Оставя по себе мир в аде меж теньми,
Плутон с бессмертными на Иду сам взирает
И по Венере сам со Зевсом поборает.
Меж тем младый пастух Венеру нагу зрит
И, наслаждая взор, весь пламенем горит.
Вся кровь Паридова любовию пылает;
Он зрит ее красу и зреть еще желает,
Изобразует бо в себе сия краса
При тихом солнечном сияньи небеса.
Он, чувствуя в себе необычайну радость,
Влечется в некую, ему безвестну, сладость.
Тогда Ермий ему то яблоко поднес,
С которым предпослал к нему его Зевес.
Парид, приняв его во длань свою, вещает:
«Богиня, коей ум красы мой не вмещает,
На кою без того никто не может зреть,
Чтоб пламенем ему любовным не гореть,
Божественна краса, небесная Венера!
Ни в чем не может быть красе твоей примера;
Должна ты верх над всем в подсолнечной иметь,
Тебе принадлежит сим яблоком владеть».
Сказав, он боле сил в себе не ощущает
И дар, залог красы, во длань ей ниспущает.

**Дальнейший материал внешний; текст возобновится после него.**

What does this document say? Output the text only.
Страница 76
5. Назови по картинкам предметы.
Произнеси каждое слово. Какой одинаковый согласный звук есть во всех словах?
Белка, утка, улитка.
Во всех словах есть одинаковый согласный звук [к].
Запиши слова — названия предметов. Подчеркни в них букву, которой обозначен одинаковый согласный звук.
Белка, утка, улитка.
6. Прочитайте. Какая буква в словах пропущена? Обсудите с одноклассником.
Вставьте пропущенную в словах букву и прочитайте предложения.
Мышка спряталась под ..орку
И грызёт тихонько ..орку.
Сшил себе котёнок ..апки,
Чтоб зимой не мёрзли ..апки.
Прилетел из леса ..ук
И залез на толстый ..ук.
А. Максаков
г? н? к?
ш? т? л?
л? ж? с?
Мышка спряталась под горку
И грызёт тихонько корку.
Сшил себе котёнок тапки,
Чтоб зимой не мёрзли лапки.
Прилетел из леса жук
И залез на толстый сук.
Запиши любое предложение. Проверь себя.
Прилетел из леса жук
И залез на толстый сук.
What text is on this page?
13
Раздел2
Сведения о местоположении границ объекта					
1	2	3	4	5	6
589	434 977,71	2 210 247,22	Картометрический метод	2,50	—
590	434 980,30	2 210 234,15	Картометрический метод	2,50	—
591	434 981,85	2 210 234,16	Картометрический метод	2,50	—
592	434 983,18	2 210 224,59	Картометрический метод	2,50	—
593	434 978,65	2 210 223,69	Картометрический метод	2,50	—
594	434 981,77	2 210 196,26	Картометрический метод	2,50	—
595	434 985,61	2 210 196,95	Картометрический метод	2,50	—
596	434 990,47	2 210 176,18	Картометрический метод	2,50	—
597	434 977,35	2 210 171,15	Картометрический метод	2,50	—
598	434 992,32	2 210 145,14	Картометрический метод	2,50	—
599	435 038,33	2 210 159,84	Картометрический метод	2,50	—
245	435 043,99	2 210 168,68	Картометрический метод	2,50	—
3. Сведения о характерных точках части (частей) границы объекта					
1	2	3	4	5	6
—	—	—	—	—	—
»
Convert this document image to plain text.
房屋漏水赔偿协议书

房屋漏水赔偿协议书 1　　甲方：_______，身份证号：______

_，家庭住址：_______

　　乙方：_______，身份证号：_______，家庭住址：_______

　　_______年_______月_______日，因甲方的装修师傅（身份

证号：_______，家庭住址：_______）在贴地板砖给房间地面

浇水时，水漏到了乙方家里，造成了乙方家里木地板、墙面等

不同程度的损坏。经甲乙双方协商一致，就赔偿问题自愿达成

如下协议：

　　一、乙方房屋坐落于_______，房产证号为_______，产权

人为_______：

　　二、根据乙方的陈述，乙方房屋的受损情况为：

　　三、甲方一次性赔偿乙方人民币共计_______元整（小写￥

Соперницы, узря сей дар в ее руках:
Юнона, в пламенных поднявшись облаках,
От взора смертного на небо возлетала,
И молния по ней на воздухе блистала;
Паллада, о конец опершись копия,
На серном облаке грядя вослед ея,
Во обиталище Олимпа восходила
И в воздухе войне подобный шум родила.
Венера в облаке прозрачном завилась
И с пением на верх Олимпа поднялась,
Наполня гору всю благоуханным мирром,
Препровождаема любовью и зефиром.
Парид же, кой сию победу ей вручил,
По времени себе Елену получил.
Котора, став его обещанной женою,
Соделалася всех троянских бед виною.